James 1:19-25

“The word of God often comes in collision with man’s hereditary and cultivated traits of character and his habits of life. But the good-ground hearer, in receiving the word, accepts all its conditions and requirements. His habits, customs, and practices are brought into submission to God’s Word. In his view, the commands of finite, erring man sink into insignificance beside the word of the infinite God. With the whole heart, with undivided purpose, he is seeking the life eternal, and at the cost of loss, persecution, or death itself, he will obey the truth.” - Ellen G. White, Christ’s Object Lessons, 60

We are under the authority of the Word of God because we are under the authority of the God who gave it. One day, every knee will bow in acknowledgement of God’s supreme rule and reign over all. As followers of Christ, we can show our submission to God by our submission to His Word, not only by acknowledging its truthfulness but by walking in obedience to the truth it teaches.

In today’s message, we will consider how our submission to God demands not only our acknowledgement of the truth of His Word but also our obedience to all it teaches.


After getting his hearers’ attention with “Know this,” James follows with a present imperative (a command calling for continuous action), which, if over-translated, could read, “Let every person keep on being quick to hear . . .” The two other actions they are to avoid—talking too much and reacting harshly in anger—impair one’s ability to hear clearly. Further, they are to “receive with meekness the implanted word” (a command), in part by “putting away” (a participle) all filthiness and wickedness. Doing this is similar to having their spiritual ears cleaned, making sure they are actively leaving the vestiges of their old sinful lifestyle that would hinder their hearing of the Word of God.

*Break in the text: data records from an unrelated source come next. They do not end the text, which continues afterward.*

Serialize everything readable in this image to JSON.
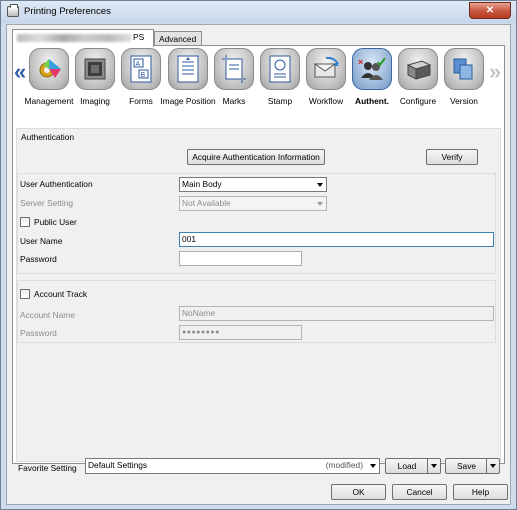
{
  "window": {
    "title": "Printing Preferences",
    "close_symbol": "✕"
  },
  "tabs": {
    "main_tab_suffix": "PS",
    "advanced": "Advanced"
  },
  "nav": {
    "left_arrow": "«",
    "right_arrow": "»"
  },
  "icons": [
    {
      "label": "Management",
      "icon": "management-icon"
    },
    {
      "label": "Imaging",
      "icon": "imaging-icon"
    },
    {
      "label": "Forms",
      "icon": "forms-icon"
    },
    {
      "label": "Image Position",
      "icon": "image-position-icon"
    },
    {
      "label": "Marks",
      "icon": "marks-icon"
    },
    {
      "label": "Stamp",
      "icon": "stamp-icon"
    },
    {
      "label": "Workflow",
      "icon": "workflow-icon"
    },
    {
      "label": "Authent.",
      "icon": "authentication-icon",
      "selected": true
    },
    {
      "label": "Configure",
      "icon": "configure-icon"
    },
    {
      "label": "Version",
      "icon": "version-icon"
    }
  ],
  "auth": {
    "section_title": "Authentication",
    "acquire_button": "Acquire Authentication Information",
    "verify_button": "Verify",
    "user_auth_label": "User Authentication",
    "user_auth_value": "Main Body",
    "server_setting_label": "Server Setting",
    "server_setting_value": "Not Available",
    "public_user_label": "Public User",
    "public_user_checked": false,
    "user_name_label": "User Name",
    "user_name_value": "001",
    "password_label": "Password",
    "password_value": ""
  },
  "account": {
    "account_track_label": "Account Track",
    "account_track_checked": false,
    "account_name_label": "Account Name",
    "account_name_value": "NoName",
    "password_label": "Password",
    "password_value": "●●●●●●●●"
  },
  "favorite": {
    "label": "Favorite Setting",
    "value": "Default Settings",
    "modified": "(modified)",
    "load_button": "Load",
    "save_button": "Save"
  },
  "footer": {
    "ok": "OK",
    "cancel": "Cancel",
    "help": "Help"
  },
  "colors": {
    "accent_selected": "#6f92c0",
    "window_frame": "#cfdcec",
    "close_button": "#c85a42"
  }
}
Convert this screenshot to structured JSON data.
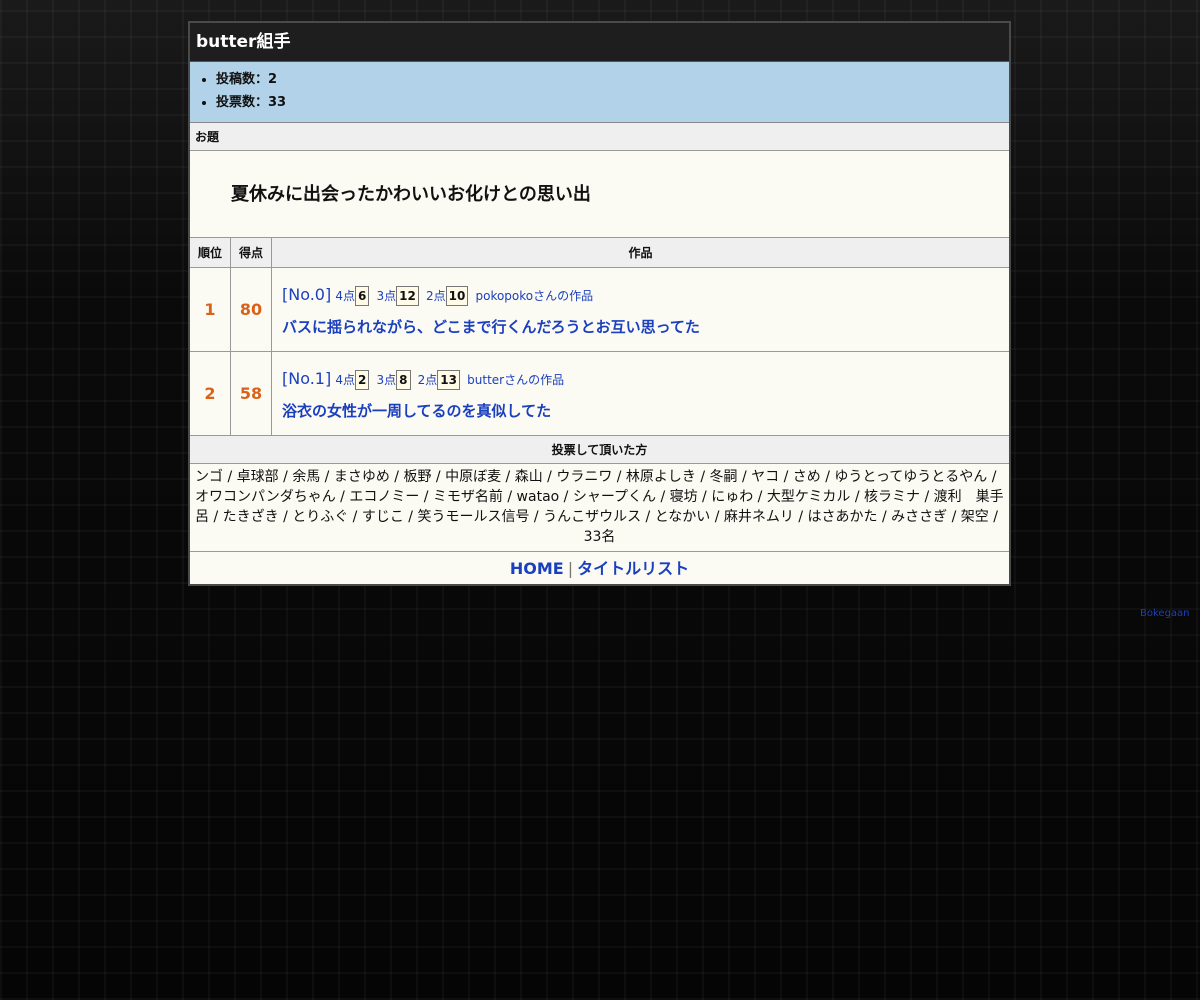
{
  "panel": {
    "title": "butter組手"
  },
  "stats": [
    {
      "label": "投稿数：2"
    },
    {
      "label": "投票数：33"
    }
  ],
  "odai": {
    "label": "お題",
    "text": "夏休みに出会ったかわいいお化けとの思い出"
  },
  "table": {
    "headers": {
      "rank": "順位",
      "score": "得点",
      "work": "作品"
    },
    "rows": [
      {
        "rank": "1",
        "score": "80",
        "no": "[No.0]",
        "p4_label": "4点",
        "p4": "6",
        "p3_label": "3点",
        "p3": "12",
        "p2_label": "2点",
        "p2": "10",
        "author": "pokopokoさんの作品",
        "title": "バスに揺られながら、どこまで行くんだろうとお互い思ってた"
      },
      {
        "rank": "2",
        "score": "58",
        "no": "[No.1]",
        "p4_label": "4点",
        "p4": "2",
        "p3_label": "3点",
        "p3": "8",
        "p2_label": "2点",
        "p2": "13",
        "author": "butterさんの作品",
        "title": "浴衣の女性が一周してるのを真似してた"
      }
    ]
  },
  "voters": {
    "heading": "投票して頂いた方",
    "list": "ンゴ / 卓球部 / 余馬 / まさゆめ / 板野 / 中原ぼ麦 / 森山 / ウラニワ / 林原よしき / 冬嗣 / ヤコ / さめ / ゆうとってゆうとるやん / オワコンパンダちゃん / エコノミー / ミモザ名前 / watao / シャープくん / 寝坊 / にゅわ / 大型ケミカル / 核ラミナ / 渡利　巣手呂 / たきざき / とりふぐ / すじこ / 笑うモールス信号 / うんこザウルス / となかい / 麻井ネムリ / はさあかた / みささぎ / 架空 /",
    "count": "33名"
  },
  "nav": {
    "home": "HOME",
    "sep": "|",
    "titles": "タイトルリスト"
  },
  "credit": "Bokegaan",
  "colors": {
    "accent": "#1a3fbf",
    "rank": "#d9621a",
    "stats_bg": "#b1d2e8",
    "header_bg": "#1e1e1e"
  }
}
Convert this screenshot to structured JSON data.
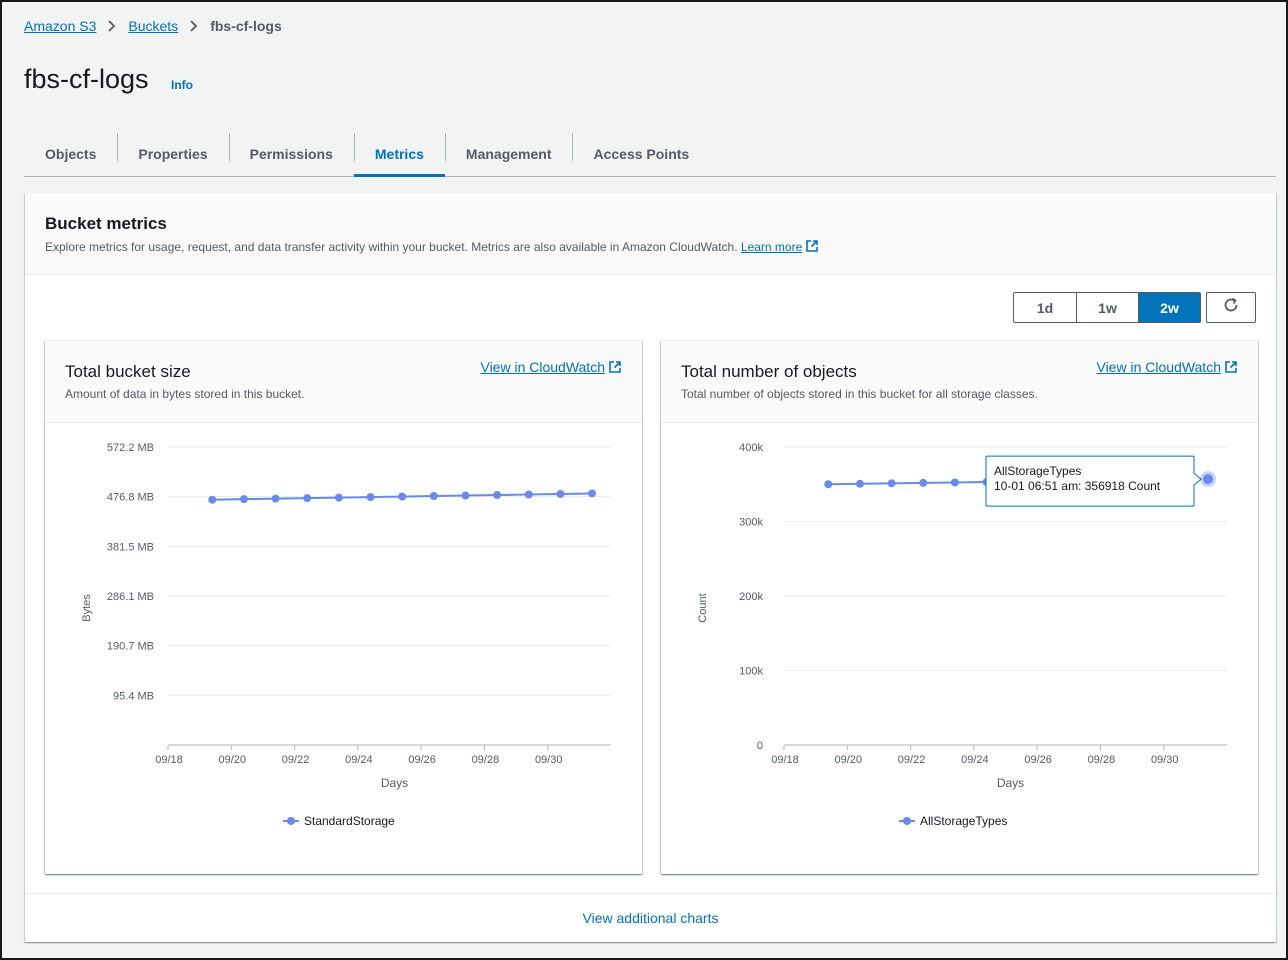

James is not implying that his readers can work toward sinless perfection, causing them to hear the Word of God in a manner that is completely unhindered by their sinful nature. He is, however, making clear that they will be better prepared to hear and receive the truth of the Word if they are active both in listening to the Word and in removing any known spiritual hindrances.

Do you regularly position yourself to hear the Word of God clearly? Do you allow the Word of God to speak to your heart rather than simply talking or reacting in anger? Do you walk away from those practices that keep you from hearing?


James gives another command at the beginning of verse 22: “keep on being doers of the word.” A person can listen to the best pulpiteers, the best radio teachers, and the best Bible study leaders every week and still dishonor God by disobeying the truth he or she has heard. The end of such a practice, James says, is self-deception. As one commentator so aptly put it, “The growing numbers of sermon-sippers who flit from one doctrinal dessert to another like helpless hummingbirds are deceiving themselves.” How frequently you listen to the “Sermons” playlist on your iPod is not the measure of your submission to God and His Word.

Ultimately, our true submission to God and His Word is not demonstrated by the amount of time we spend listening to or reading God’s truth, but by the degree to which we live in obedience to it. God has given us His Word as a mirror that shows us an accurate reflection of who we are. Our response to seeing that reflection, having responded in repentance and faith to Christ, should be gratitude for God’s grace and obedient submission to His rule. Jesus said those who are truly in relationship with Him and who truly love Him will obey what He commands (John 14:15).

Perhaps you have heard the equation: Stated Belief + Actual Practice = Actual Belief. If that is true, what does your current obedience to God’s Word say about the degree to which you believe it? Does the way you live your life demonstrate consistent, active submission to God and His Word through a lifestyle of ongoing obedience?


Will an occasional glance into God’s Word and a half-hearted attempt at living in obedience to what little we have read suffice for a life submitted to God? Certainly not! James says his hearers should “look into” the law of God, suggesting the idea of “stooping down to get a close look.” They are to look into the “perfect law, the law of liberty.” God’s law does not bring oppression; it brings true freedom, true liberty. Freedom under God’s law is not freedom to do what I want but a freedom to do what I ought, having been set free from the bondage of sin (see Rom. 6). There is no greater freedom than man, God’s creation, living in obedience to God’s will and plan. To do so is to live according to the purpose for which we were created.

So what is this promised “blessing” that comes as a result of obedience? Does our obedience to God’s Word promise material blessing and prosperity? No! In fact, read Job. Read the New Testament accounts of faithful Christ followers who suffered persecution for their obedience rather than receiving material blessings. So, then, what is the blessing? The greatest blessing of obedience is the delight a child experiences knowing that his or her obedience has resulted in the honor and joy of a delighted parent. Our blessing is the honor God receives through our obedience.

Do you find delight and “blessing” in knowing that God is honored and glorified through your obedience to Him? To do so is a mark of true submission to God.


For the one who has not trusted Christ as his or her Savior, the first act of submission is to repent and, by faith, trust in Christ as the only Savior. For those who are Christ-followers, we show our submission to God by obeying His Word and experiencing the blessing of honoring our Father.